The damage has penetrated through two heat tiles, which are 6 inches, by 6 inches in size and 1.12 inches thick. The impact of the shuttle and foam created a 3-by-2-inch hole that extends to the bottom of the tile. Under the tile are two more layers, a piece of thermal felt and, below that, the shuttle's aluminum skin, neither of which are currently damaged.
The foam that hit Endeavour was hardened by ice, which made the impact more damaging, according to sources at NASA.
There are nearly 32,000 heat tiles on each orbiter. They are made from extremely pure sand — 99.7 percent — that has been crushed into very small silica fibers and added to a ceramic binder. Heat tiles protect the shuttle when it re-enters Earth's atmosphere upon its return from space.
NASA has three options:
NASA astronauts have unwittingly flown home with damage before, but that is because before the Columbia mission in 2003, they had no way of knowing if a shuttle was damaged. Since then, the standards have changed.
Now, with news of the incident known around the world, NASA now must decide whether the crew should fly home on a damaged shuttle — teacher-turned-astronaut Barbara Morgan is on board.
NASA will run tests in the arc jet facility at Johnson Space Center in Houston to determine whether the damaged area will burn through on re-entry.
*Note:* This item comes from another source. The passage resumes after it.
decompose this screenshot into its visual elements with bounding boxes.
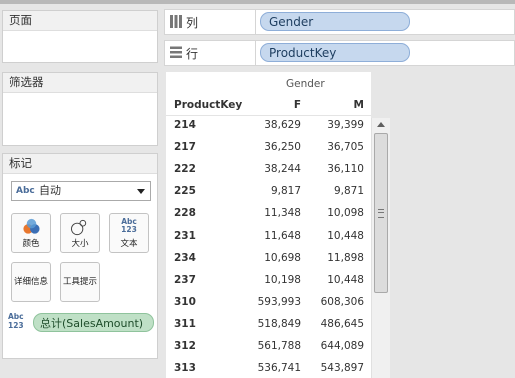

Spacewalking astronauts can repair the damage using one of three methods: using a heat-resistant paintlike substance; using a puttylike substance that can be caulked into the hole or by screwing on a plate over the damage.
NASA's third option would allow Endeavour to remain docked to the space station, using the new power system to maintain the shuttle as long as possible. The crew is equipped with 68 days' worth of consumables and, in a highly unlikely scenario, the Shuttle Discovery could be launched Oct. 5 to rescue the stranded astronauts.
The big question for NASA, then, will be whether it wants to launch another shuttle with a known foam problem.